The goal of the project was to promote the independence of people with mobility impairments through a semi-autonomous electric wheelchair system. An innovative tech stack combining sensors, actuators, and middleware was intended to demonstrate new possibilities—from safe navigation in everyday life to intelligent interaction with the surrounding environment. At the same time, the project served as an exciting testbed for future mobility services in the fields of care, health, and smart assistance.
The greatest technical challenge was achieving safe and precise real-time localization, particularly at low speeds and in unstructured, confined environments. The central task therefore lay not only in selecting precise sensors, but also in building a robust, economically viable hardware setup that functions reliably over the long term and is suitable for series production.
In collaboration with Alber, we developed a modular simulation environment based on ROS 2 to efficiently and safely evaluate different sensor and communication architectures. A combination of two LiDAR sensors was used to enable robust, real-time environmental perception. With the help of SLAM algorithms, the environment was dynamically mapped and made navigable.

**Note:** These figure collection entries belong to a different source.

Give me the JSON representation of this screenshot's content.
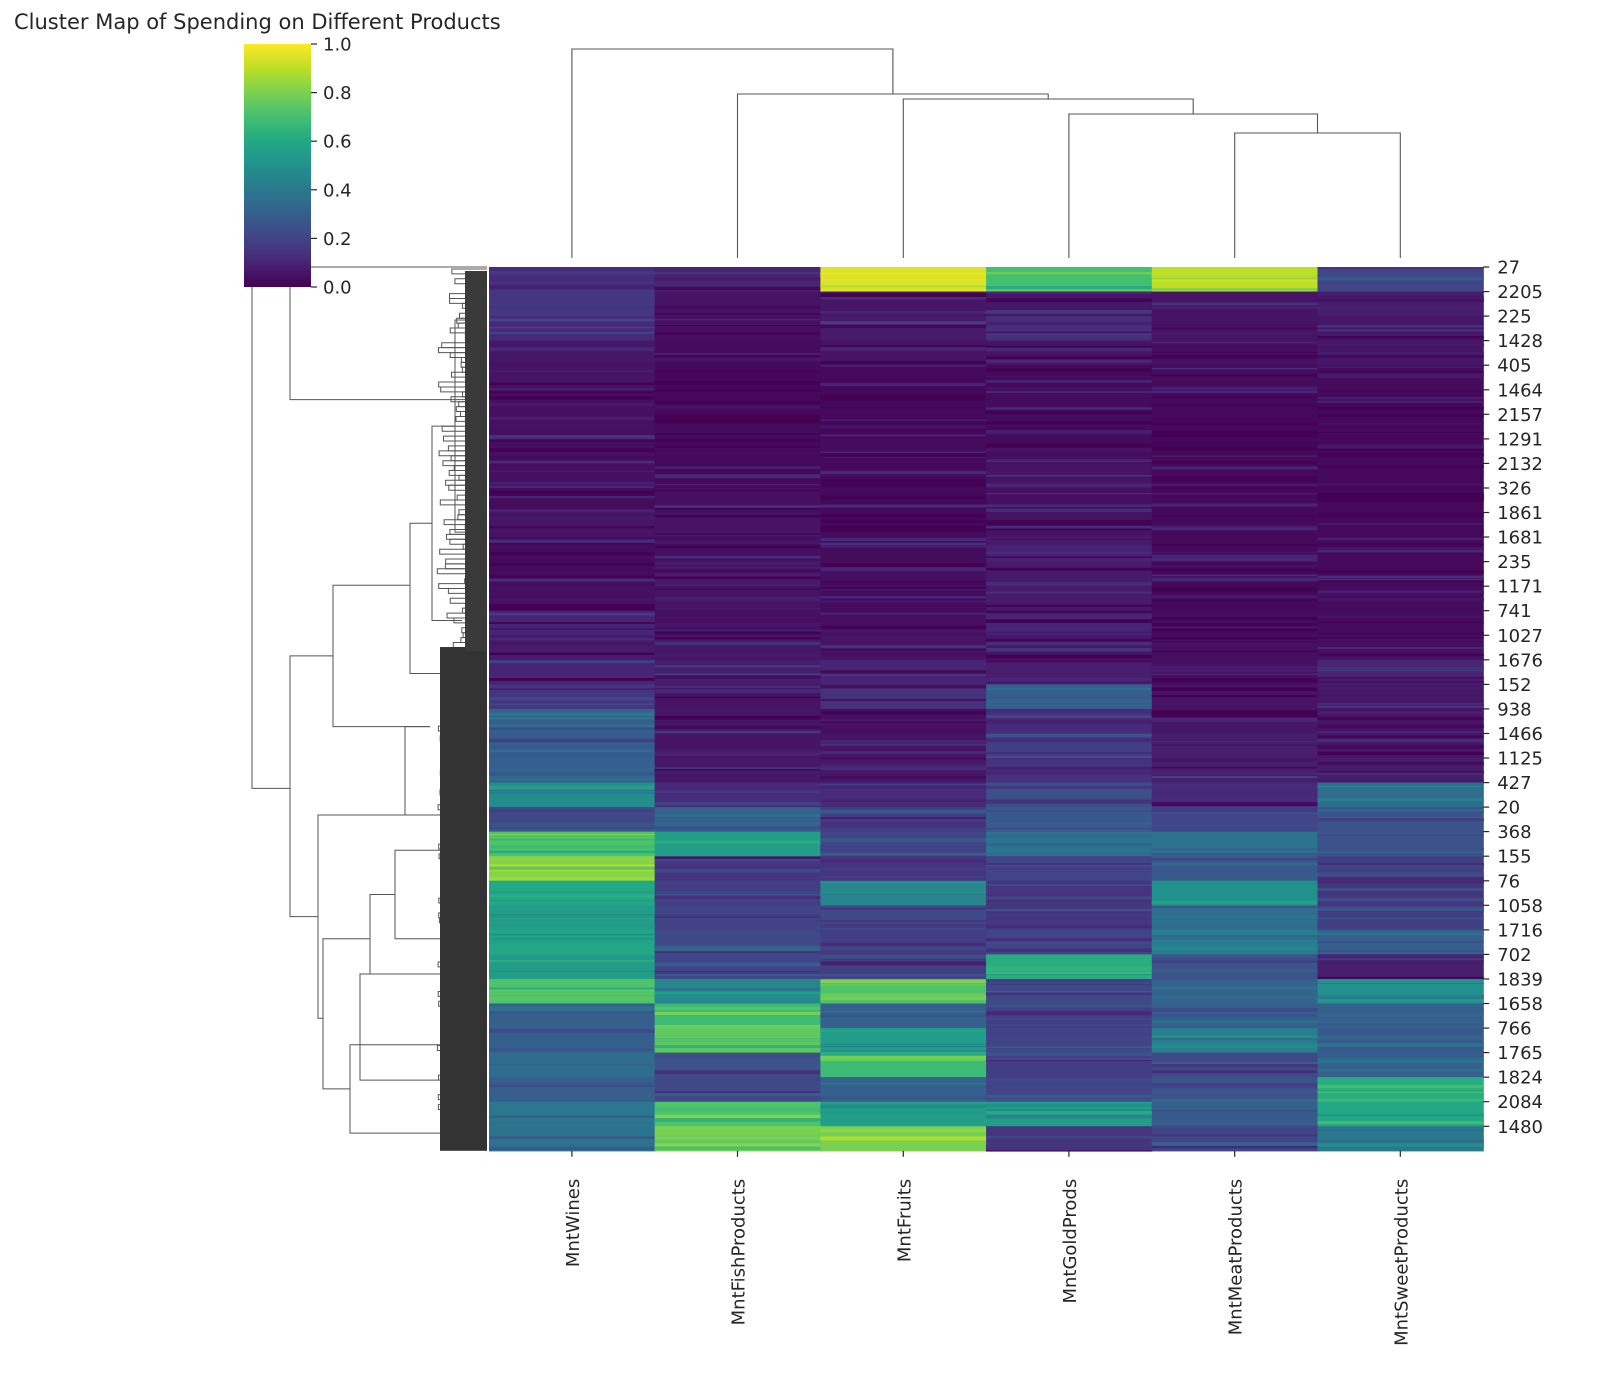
{
  "chart_data": {
    "type": "heatmap",
    "subtype": "clustermap",
    "title": "Cluster Map of Spending on Different Products",
    "colormap": "viridis",
    "colorbar": {
      "min": 0.0,
      "max": 1.0,
      "ticks": [
        "0.0",
        "0.2",
        "0.4",
        "0.6",
        "0.8",
        "1.0"
      ]
    },
    "columns": [
      "MntWines",
      "MntFishProducts",
      "MntFruits",
      "MntGoldProds",
      "MntMeatProducts",
      "MntSweetProducts"
    ],
    "row_tick_labels": [
      "27",
      "2205",
      "225",
      "1428",
      "405",
      "1464",
      "2157",
      "1291",
      "2132",
      "326",
      "1861",
      "1681",
      "235",
      "1171",
      "741",
      "1027",
      "1676",
      "152",
      "938",
      "1466",
      "1125",
      "427",
      "20",
      "368",
      "155",
      "76",
      "1058",
      "1716",
      "702",
      "1839",
      "1658",
      "766",
      "1765",
      "1824",
      "2084",
      "1480"
    ],
    "segments": [
      {
        "rows": [
          0,
          1
        ],
        "values": [
          0.12,
          0.1,
          0.95,
          0.7,
          0.9,
          0.2
        ]
      },
      {
        "rows": [
          1,
          2
        ],
        "values": [
          0.16,
          0.05,
          0.06,
          0.06,
          0.05,
          0.08
        ]
      },
      {
        "rows": [
          2,
          3
        ],
        "values": [
          0.12,
          0.04,
          0.07,
          0.13,
          0.05,
          0.06
        ]
      },
      {
        "rows": [
          3,
          4
        ],
        "values": [
          0.06,
          0.03,
          0.05,
          0.05,
          0.04,
          0.06
        ]
      },
      {
        "rows": [
          4,
          5
        ],
        "values": [
          0.05,
          0.02,
          0.02,
          0.02,
          0.03,
          0.03
        ]
      },
      {
        "rows": [
          5,
          6
        ],
        "values": [
          0.04,
          0.02,
          0.02,
          0.03,
          0.02,
          0.02
        ]
      },
      {
        "rows": [
          6,
          7
        ],
        "values": [
          0.04,
          0.03,
          0.02,
          0.03,
          0.02,
          0.02
        ]
      },
      {
        "rows": [
          7,
          8
        ],
        "values": [
          0.04,
          0.02,
          0.03,
          0.03,
          0.02,
          0.02
        ]
      },
      {
        "rows": [
          8,
          9
        ],
        "values": [
          0.04,
          0.02,
          0.02,
          0.05,
          0.02,
          0.02
        ]
      },
      {
        "rows": [
          9,
          10
        ],
        "values": [
          0.03,
          0.04,
          0.02,
          0.04,
          0.02,
          0.02
        ]
      },
      {
        "rows": [
          10,
          11
        ],
        "values": [
          0.05,
          0.05,
          0.03,
          0.05,
          0.02,
          0.02
        ]
      },
      {
        "rows": [
          11,
          12
        ],
        "values": [
          0.03,
          0.04,
          0.03,
          0.09,
          0.02,
          0.02
        ]
      },
      {
        "rows": [
          12,
          13
        ],
        "values": [
          0.03,
          0.07,
          0.04,
          0.07,
          0.02,
          0.02
        ]
      },
      {
        "rows": [
          13,
          14
        ],
        "values": [
          0.04,
          0.05,
          0.03,
          0.07,
          0.02,
          0.03
        ]
      },
      {
        "rows": [
          14,
          15
        ],
        "values": [
          0.1,
          0.04,
          0.04,
          0.1,
          0.03,
          0.03
        ]
      },
      {
        "rows": [
          15,
          16
        ],
        "values": [
          0.07,
          0.06,
          0.05,
          0.06,
          0.04,
          0.04
        ]
      },
      {
        "rows": [
          16,
          17
        ],
        "values": [
          0.1,
          0.08,
          0.1,
          0.08,
          0.04,
          0.1
        ]
      },
      {
        "rows": [
          17,
          18
        ],
        "values": [
          0.15,
          0.05,
          0.14,
          0.3,
          0.05,
          0.06
        ]
      },
      {
        "rows": [
          18,
          19
        ],
        "values": [
          0.3,
          0.06,
          0.04,
          0.12,
          0.06,
          0.05
        ]
      },
      {
        "rows": [
          19,
          20
        ],
        "values": [
          0.28,
          0.05,
          0.05,
          0.18,
          0.08,
          0.06
        ]
      },
      {
        "rows": [
          20,
          21
        ],
        "values": [
          0.3,
          0.06,
          0.06,
          0.14,
          0.08,
          0.08
        ]
      },
      {
        "rows": [
          21,
          22
        ],
        "values": [
          0.48,
          0.12,
          0.12,
          0.24,
          0.12,
          0.35
        ]
      },
      {
        "rows": [
          22,
          23
        ],
        "values": [
          0.22,
          0.3,
          0.18,
          0.28,
          0.2,
          0.26
        ]
      },
      {
        "rows": [
          23,
          24
        ],
        "values": [
          0.72,
          0.55,
          0.2,
          0.38,
          0.38,
          0.25
        ]
      },
      {
        "rows": [
          24,
          25
        ],
        "values": [
          0.82,
          0.15,
          0.15,
          0.2,
          0.28,
          0.18
        ]
      },
      {
        "rows": [
          25,
          26
        ],
        "values": [
          0.6,
          0.18,
          0.45,
          0.15,
          0.5,
          0.15
        ]
      },
      {
        "rows": [
          26,
          27
        ],
        "values": [
          0.55,
          0.2,
          0.22,
          0.16,
          0.35,
          0.18
        ]
      },
      {
        "rows": [
          27,
          28
        ],
        "values": [
          0.6,
          0.22,
          0.18,
          0.2,
          0.42,
          0.3
        ]
      },
      {
        "rows": [
          28,
          29
        ],
        "values": [
          0.55,
          0.2,
          0.18,
          0.62,
          0.25,
          0.08
        ]
      },
      {
        "rows": [
          29,
          30
        ],
        "values": [
          0.72,
          0.45,
          0.72,
          0.22,
          0.32,
          0.5
        ]
      },
      {
        "rows": [
          30,
          31
        ],
        "values": [
          0.3,
          0.68,
          0.3,
          0.18,
          0.3,
          0.3
        ]
      },
      {
        "rows": [
          31,
          32
        ],
        "values": [
          0.3,
          0.75,
          0.55,
          0.2,
          0.42,
          0.28
        ]
      },
      {
        "rows": [
          32,
          33
        ],
        "values": [
          0.35,
          0.25,
          0.68,
          0.18,
          0.22,
          0.3
        ]
      },
      {
        "rows": [
          33,
          34
        ],
        "values": [
          0.3,
          0.22,
          0.3,
          0.2,
          0.25,
          0.62
        ]
      },
      {
        "rows": [
          34,
          35
        ],
        "values": [
          0.4,
          0.72,
          0.55,
          0.55,
          0.28,
          0.6
        ]
      },
      {
        "rows": [
          35,
          36
        ],
        "values": [
          0.38,
          0.8,
          0.8,
          0.15,
          0.2,
          0.4
        ]
      }
    ]
  }
}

For the implementation of the Simultaneous Localization and Mapping algorithms, the ROS 2 SlamToolbox was used. Based on the two LiDAR sensors, an environment map was created from which a costmap was generated: a two-dimensional representation that distinguishes drivable from non-drivable areas. This costmap forms the basis for the system’s automatic route planning—the algorithm calculates the most efficient and safest route to a previously defined target point.
To control the system and ensure practical usability, we developed a mobile app using Flutter.